Let’s dig into these.
#1: Connects with Course Material.
This element is what differentiates a good game from a good educational game. If a game doesn’t align well with the course objectives and content, then your students didn’t have a learning experience: they just had a good time. Those objectives might not be content-focused: you might play a short game to help your students build community, or to get them comfortable with a less traditional classroom experience. In my view, that still ‘connects with course material’ because you are using that game for an educational objective. But there’s no strong educational reason to play a Model United Nations simulation if your class is focused on Congress or political theory: you’d be much better off picking a Model Congress or Rawls Distributive Justice game.
#2: Apply Stress
Stress in this case means putting your students in a decision-making mindset where they face uncertainty and time pressure: the stress is in-game, not external. So, students shouldn’t approach a game feeling stressed about how they will be graded, or what it means for their education. That’s external stress. Instead, the stress is in-game: will I win, if winning is possible? Will the dice roll be in my favor? Will I get the card I want? Will my strategy work? Is this person my ally, or will they betray me? This kind of internal stress is essential to getting students to engage fully in the game, and is why I shy away from games where only a few students get to participate.
#3: Interactive Choices
A game without choices is boring and teaches students nothing. If you set up a game where students only have a single course of action, then they become automatons acting out responses. That’s neither fun nor educational. Educational games should be about decisions that students must make, and the consequences of those decisions. That’s where the learning happens. In a game of Diplomacy, it’s that moment when you decide to ally with France instead of Germany, and then France stabs you in the back. That choice–and the way other players responded to that choice–is what makes the game interesting. If the game provides students with no choice, or only works if students adopt a single, set course of action, then their creativity and agency doesn’t matter, and you might as well just do a demo at the front of the room.
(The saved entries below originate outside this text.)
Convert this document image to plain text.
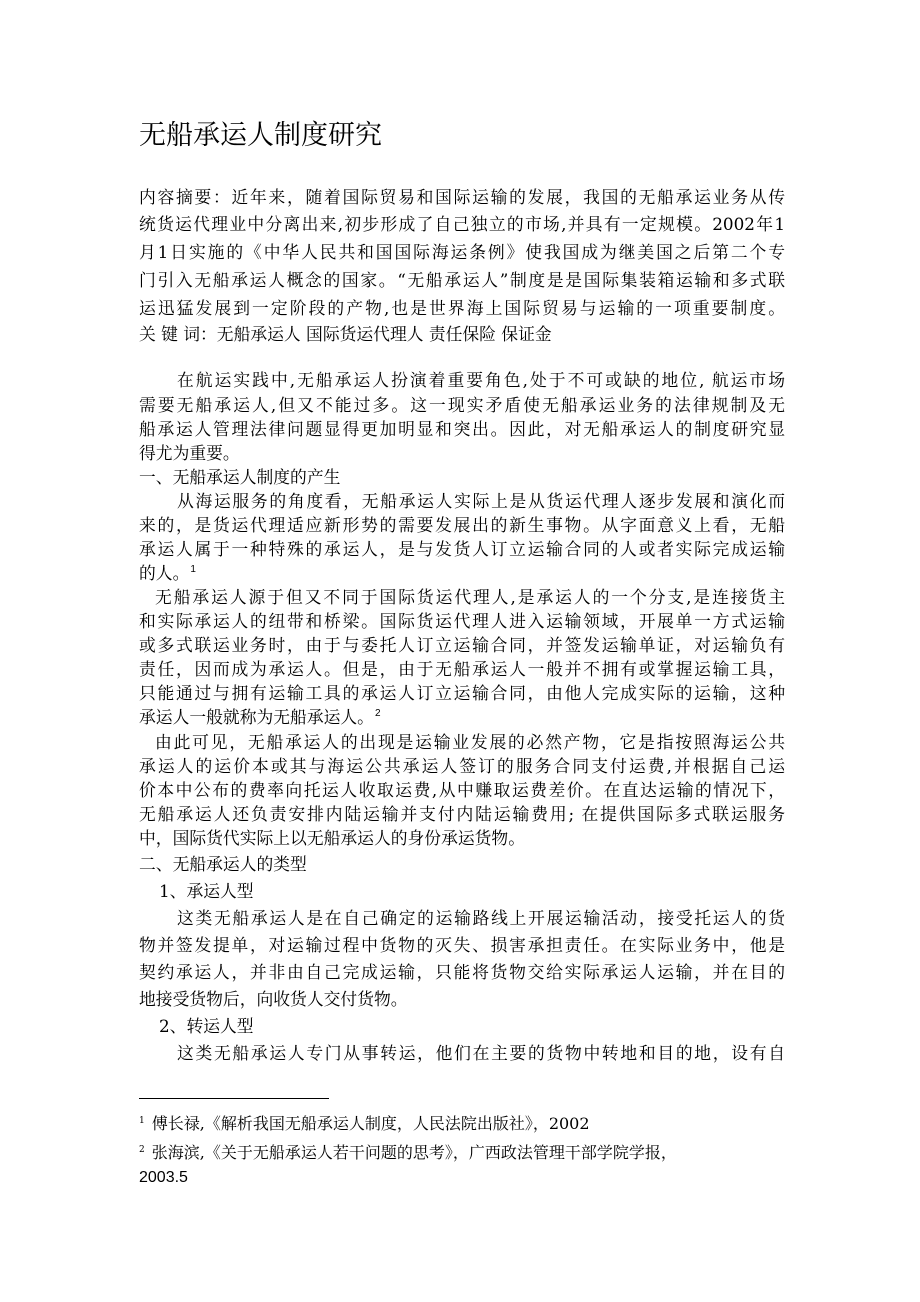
无船承运人制度研究
内容摘要：近年来，随着国际贸易和国际运输的发展，我国的无船承运业务从传
统货运代理业中分离出来,初步形成了自己独立的市场,并具有一定规模。2002年1
月1日实施的《中华人民共和国国际海运条例》使我国成为继美国之后第二个专
门引入无船承运人概念的国家。“无船承运人”制度是是国际集装箱运输和多式联
运迅猛发展到一定阶段的产物,也是世界海上国际贸易与运输的一项重要制度。
关 键 词：无船承运人 国际货运代理人 责任保险 保证金
在航运实践中,无船承运人扮演着重要角色,处于不可或缺的地位, 航运市场
需要无船承运人,但又不能过多。这一现实矛盾使无船承运业务的法律规制及无
船承运人管理法律问题显得更加明显和突出。因此，对无船承运人的制度研究显
得尤为重要。
一、无船承运人制度的产生
从海运服务的角度看，无船承运人实际上是从货运代理人逐步发展和演化而
来的，是货运代理适应新形势的需要发展出的新生事物。从字面意义上看，无船
承运人属于一种特殊的承运人，是与发货人订立运输合同的人或者实际完成运输
的人。$^1$
无船承运人源于但又不同于国际货运代理人,是承运人的一个分支,是连接货主
和实际承运人的纽带和桥梁。国际货运代理人进入运输领域，开展单一方式运输
或多式联运业务时，由于与委托人订立运输合同，并签发运输单证，对运输负有
责任，因而成为承运人。但是，由于无船承运人一般并不拥有或掌握运输工具，
只能通过与拥有运输工具的承运人订立运输合同，由他人完成实际的运输，这种
承运人一般就称为无船承运人。$^2$
由此可见，无船承运人的出现是运输业发展的必然产物，它是指按照海运公共
承运人的运价本或其与海运公共承运人签订的服务合同支付运费,并根据自己运
价本中公布的费率向托运人收取运费,从中赚取运费差价。在直达运输的情况下，
无船承运人还负责安排内陆运输并支付内陆运输费用; 在提供国际多式联运服务
中，国际货代实际上以无船承运人的身份承运货物。
二、无船承运人的类型
1、承运人型
这类无船承运人是在自己确定的运输路线上开展运输活动，接受托运人的货
物并签发提单，对运输过程中货物的灭失、损害承担责任。在实际业务中，他是
契约承运人，并非由自己完成运输，只能将货物交给实际承运人运输，并在目的
地接受货物后，向收货人交付货物。
2、转运人型
这类无船承运人专门从事转运，他们在主要的货物中转地和目的地，设有自
$^1$ 傅长禄,《解析我国无船承运人制度，人民法院出版社》，2002
$^2$ 张海滨,《关于无船承运人若干问题的思考》，广西政法管理干部学院学报，
2003.5
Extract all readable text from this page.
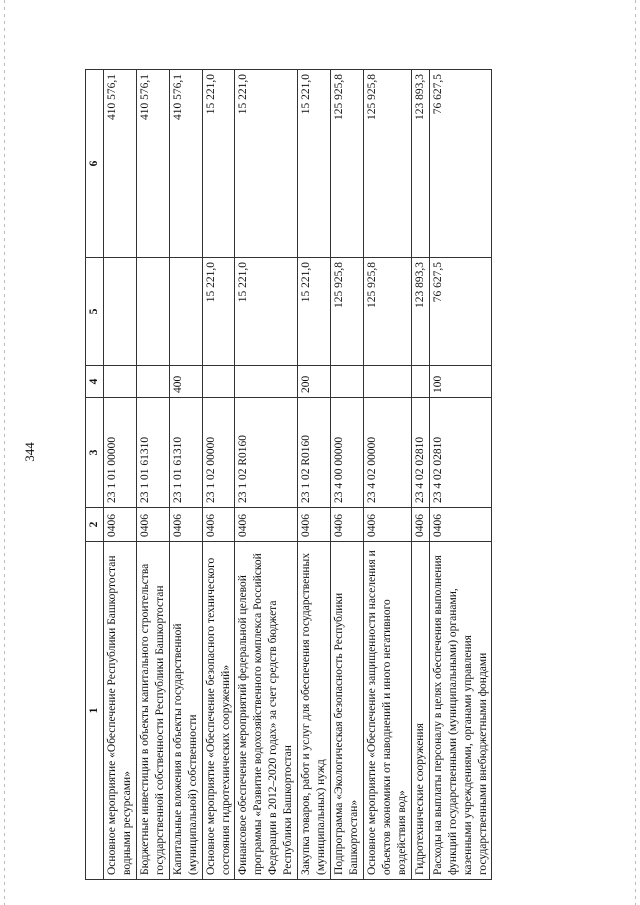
344
1	2	3	4	5	6
Основное мероприятие «Обеспечение Республики Башкортостан водными ресурсами»	0406	23 1 01 00000			410 576,1
Бюджетные инвестиции в объекты капитального строительства государственной собственности Республики Башкортостан	0406	23 1 01 61310			410 576,1
Капитальные вложения в объекты государственной (муниципальной) собственности	0406	23 1 01 61310	400		410 576,1
Основное мероприятие «Обеспечение безопасного технического состояния гидротехнических сооружений»	0406	23 1 02 00000		15 221,0	15 221,0
Финансовое обеспечение мероприятий федеральной целевой программы «Развитие водохозяйственного комплекса Российской Федерации в 2012–2020 годах» за счет средств бюджета Республики Башкортостан	0406	23 1 02 R0160		15 221,0	15 221,0
Закупка товаров, работ и услуг для обеспечения государственных (муниципальных) нужд	0406	23 1 02 R0160	200	15 221,0	15 221,0
Подпрограмма «Экологическая безопасность Республики Башкортостан»	0406	23 4 00 00000		125 925,8	125 925,8
Основное мероприятие «Обеспечение защищенности населения и объектов экономики от наводнений и иного негативного воздействия вод»	0406	23 4 02 00000		125 925,8	125 925,8
Гидротехнические сооружения	0406	23 4 02 02810		123 893,3	123 893,3
Расходы на выплаты персоналу в целях обеспечения выполнения функций государственными (муниципальными) органами, казенными учреждениями, органами управления государственными внебюджетными фондами	0406	23 4 02 02810	100	76 627,5	76 627,5
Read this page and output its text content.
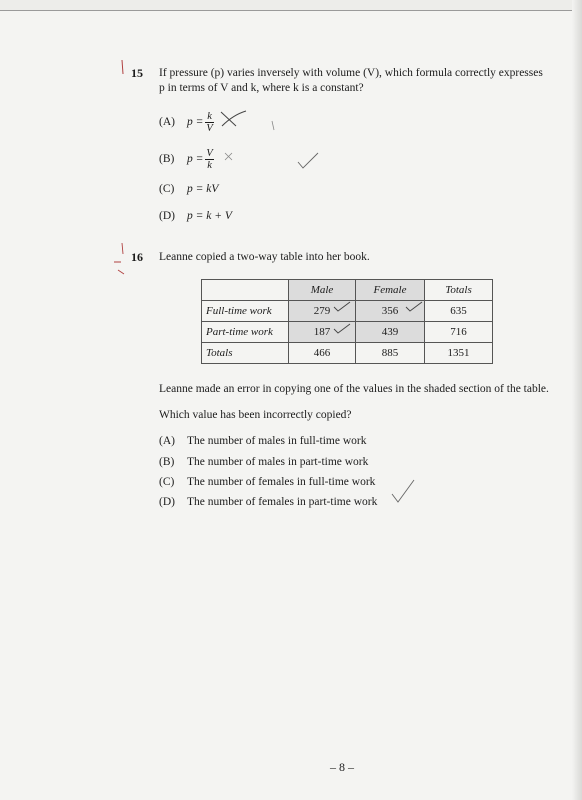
15 If pressure (p) varies inversely with volume (V), which formula correctly expresses
p in terms of V and k, where k is a constant?
(A) $p = \frac{k}{V}$
(B) $p = \frac{V}{k}$
(C) p = kV
(D) p = k + V
16 Leanne copied a two-way table into her book.
	Male	Female	Totals
Full-time work	279	356	635
Part-time work	187	439	716
Totals	466	885	1351
Leanne made an error in copying one of the values in the shaded section of the table.
Which value has been incorrectly copied?
(A) The number of males in full-time work
(B) The number of males in part-time work
(C) The number of females in full-time work
(D) The number of females in part-time work
– 8 –
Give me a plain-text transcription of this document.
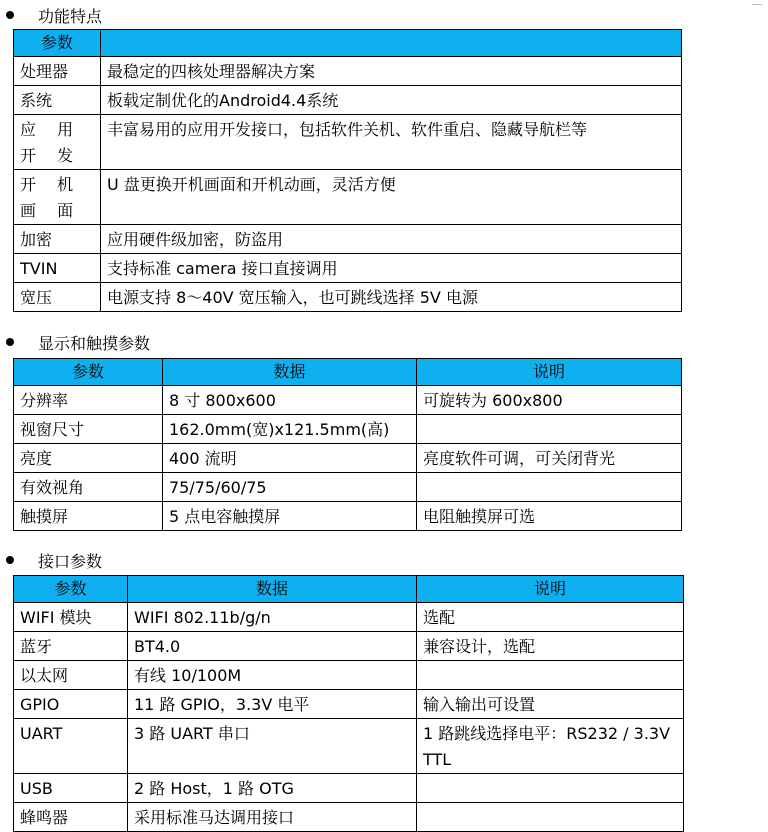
功能特点
参数	
处理器	最稳定的四核处理器解决方案
系统	板载定制优化的Android4.4系统
应 用 开 发	丰富易用的应用开发接口，包括软件关机、软件重启、隐藏导航栏等
开 机 画 面	U 盘更换开机画面和开机动画，灵活方便
加密	应用硬件级加密，防盗用
TVIN	支持标准 camera 接口直接调用
宽压	电源支持 8～40V 宽压输入，也可跳线选择 5V 电源
显示和触摸参数
参数	数据	说明
分辨率	8 寸 800x600	可旋转为 600x800
视窗尺寸	162.0mm(宽)x121.5mm(高)	
亮度	400 流明	亮度软件可调，可关闭背光
有效视角	75/75/60/75	
触摸屏	5 点电容触摸屏	电阻触摸屏可选
接口参数
参数	数据	说明
WIFI 模块	WIFI 802.11b/g/n	选配
蓝牙	BT4.0	兼容设计，选配
以太网	有线 10/100M	
GPIO	11 路 GPIO，3.3V 电平	输入输出可设置
UART	3 路 UART 串口	1 路跳线选择电平：RS232 / 3.3V TTL
USB	2 路 Host，1 路 OTG	
蜂鸣器	采用标准马达调用接口	
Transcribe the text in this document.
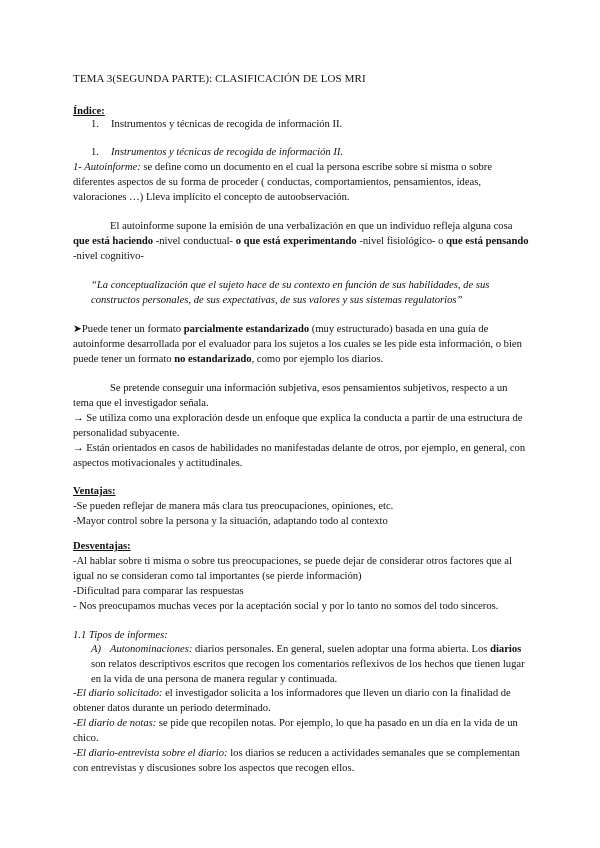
TEMA 3(SEGUNDA PARTE): CLASIFICACIÓN DE LOS MRI

Índice:

1. Instrumentos y técnicas de recogida de información II.

1. Instrumentos y técnicas de recogida de información II.

1- Autoinforme: se define como un documento en el cual la persona escribe sobre sí misma o sobre diferentes aspectos de su forma de proceder ( conductas, comportamientos, pensamientos, ideas, valoraciones …) Lleva implícito el concepto de autoobservación.

El autoinforme supone la emisión de una verbalización en que un individuo refleja alguna cosa que está haciendo -nivel conductual- o que está experimentando -nivel fisiológico- o que está pensando -nivel cognitivo-

“La conceptualización que el sujeto hace de su contexto en función de sus habilidades, de sus constructos personales, de sus expectativas, de sus valores y sus sistemas regulatorios”

➤Puede tener un formato parcialmente estandarizado (muy estructurado) basada en una guía de autoinforme desarrollada por el evaluador para los sujetos a los cuales se les pide esta información, o bien puede tener un formato no estandarizado, como por ejemplo los diarios.

Se pretende conseguir una información subjetiva, esos pensamientos subjetivos, respecto a un tema que el investigador señala.

→ Se utiliza como una exploración desde un enfoque que explica la conducta a partir de una estructura de personalidad subyacente.

→ Están orientados en casos de habilidades no manifestadas delante de otros, por ejemplo, en general, con aspectos motivacionales y actitudinales.

Ventajas:

-Se pueden reflejar de manera más clara tus preocupaciones, opiniones, etc.

-Mayor control sobre la persona y la situación, adaptando todo al contexto

Desventajas:

-Al hablar sobre ti misma o sobre tus preocupaciones, se puede dejar de considerar otros factores que al igual no se consideran como tal importantes (se pierde información)

-Dificultad para comparar las respuestas

- Nos preocupamos muchas veces por la aceptación social y por lo tanto no somos del todo sinceros.

1.1 Tipos de informes:

A) Autonominaciones: diarios personales. En general, suelen adoptar una forma abierta. Los diarios son relatos descriptivos escritos que recogen los comentarios reflexivos de los hechos que tienen lugar en la vida de una persona de manera regular y continuada.

-El diario solicitado: el investigador solicita a los informadores que lleven un diario con la finalidad de obtener datos durante un periodo determinado.

-El diario de notas: se pide que recopilen notas. Por ejemplo, lo que ha pasado en un día en la vida de un chico.

-El diario-entrevista sobre el diario: los diarios se reducen a actividades semanales que se complementan con entrevistas y discusiones sobre los aspectos que recogen ellos.
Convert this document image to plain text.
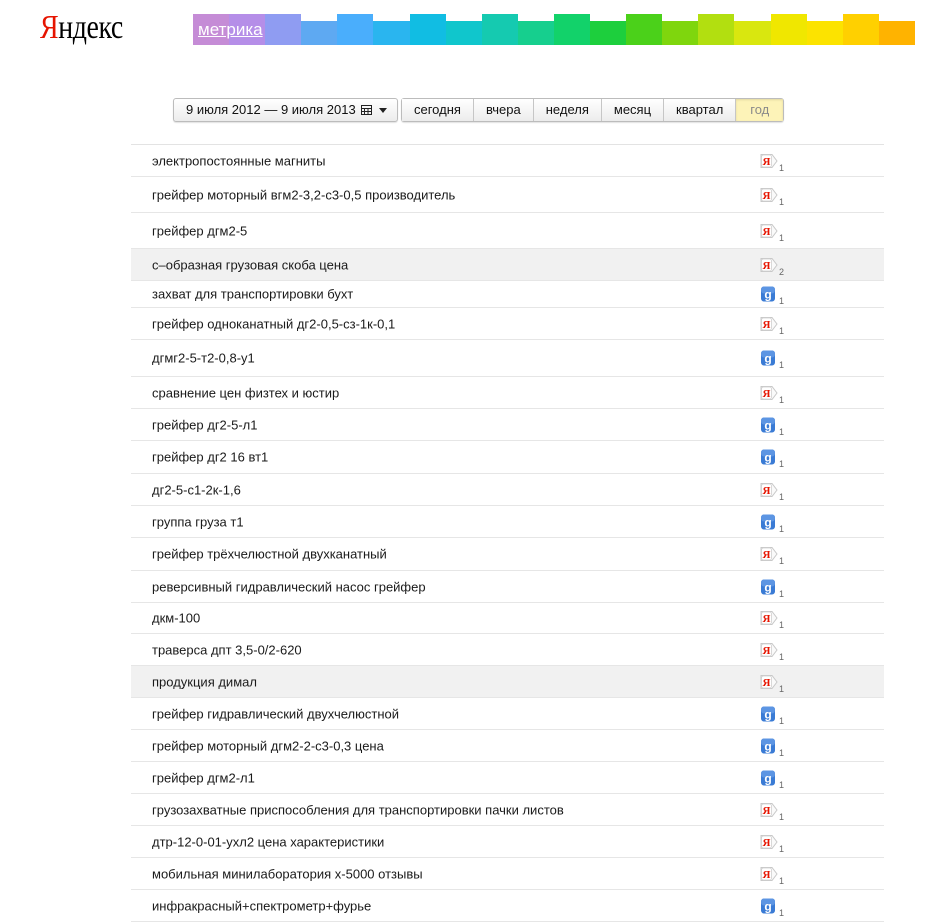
Яндекс	метрика
9 июля 2012 — 9 июля 2013	сегодня	вчера	неделя	месяц	квартал	год
электропостоянные магниты	Я 1
грейфер моторный вгм2-3,2-с3-0,5 производитель	Я 1
грейфер дгм2-5	Я 1
с–образная грузовая скоба цена	Я 2
захват для транспортировки бухт	g 1
грейфер одноканатный дг2-0,5-сз-1к-0,1	Я 1
дгмг2-5-т2-0,8-у1	g 1
сравнение цен физтех и юстир	Я 1
грейфер дг2-5-л1	g 1
грейфер дг2 16 вт1	g 1
дг2-5-с1-2к-1,6	Я 1
группа груза т1	g 1
грейфер трёхчелюстной двухканатный	Я 1
реверсивный гидравлический насос грейфер	g 1
дкм-100	Я 1
траверса дпт 3,5-0/2-620	Я 1
продукция димал	Я 1
грейфер гидравлический двухчелюстной	g 1
грейфер моторный дгм2-2-с3-0,3 цена	g 1
грейфер дгм2-л1	g 1
грузозахватные приспособления для транспортировки пачки листов	Я 1
дтр-12-0-01-ухл2 цена характеристики	Я 1
мобильная минилаборатория х-5000 отзывы	Я 1
инфракрасный+спектрометр+фурье	g 1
#4 Fosters Critical Thinking
We love to say that our classes teach critical thinking, but rarely do we stop and examine exactly how we do that. Some games have little critical thinking involved: a game of Bingo, for example, requires no thinking, nor do entirely luck based games (like Candy Land). Others require lots of it: social deduction games like Werewolf, The Resistance, and Secret Hitler depend on figuring out who is loyal and who a traitor, even as you play the rest of the game. Large simulations typically require students to analyze crisis scenarios and generate responses through application of existing knowledge. The best educational games explicitly challenge all students to strategize and think through the possible responses. I tend to recommend games where all students fully participate, and if a student is out of the game early, still has a way to participate and incentives to think through the next steps.
#5 Easy to Learn
Time is cited as the main reason why instructors don’t incorporate games into their classrooms. Games do take time–and I’m generally in favor of ruthlessly cutting content in favor of in-depth learning experiences–but there are limits. The Hobbes game can be learned and played in 20 minutes, and that makes it very low hanging fruit as an educational game. On the other side, Diplomacy or Statecraft take up hours of time, either in or out of class. The new game Hegemony--designed with political scientists!–is a 4 person game that can take 5 hours to play, according to one review. With a 30+ page rulebook, that requires a serious investment. And time isn’t the only factor: if the rules are complex, then that will privilege those that 1) have time to read and analyze them; 2) have played the game before; or 3) have greater general gaming experience. Diplomacy is a great example: if you’ve played before or have studied the rules and strategy guides, you will be able to use the Support rules to dominate early, especially against a player that wasn’t able to invest that time. That limits the fun factor, and can build opposition to learning in the less-prepared student, even as the dominant student dominates due to experience, rather than learning.
#6 Well-researched
Games are necessarily abstractions, and cannot completely adhere to reality. At the same time, they should be as accurate as possible if they represent a particular place, time period, or organizational process. Getting the history wrong in a simulation of the Cuban Missile Crisis or hosting a Model African Union that doesn’t function accurately can bring students out of the simulated reality you want them embedded in. In the case of war-games played by military officers, it is important to accurately represent the capabilities of different forces. When game design requires abstraction or inaccuracy, its important to understand so that you as an instructor can explain why this is necessary to students and how it doesn’t affect their potential learning.
What other criteria would you add to the list for a good educational game?
# 7 Well game-mastered / adjudicated
In my opinion, relying solely on the game is insufficient for effective learning. It is essential to also incorporate appropriate preparation, evaluation, and reflection through adjudication and debriefing in order to achieve optimal learning outcomes.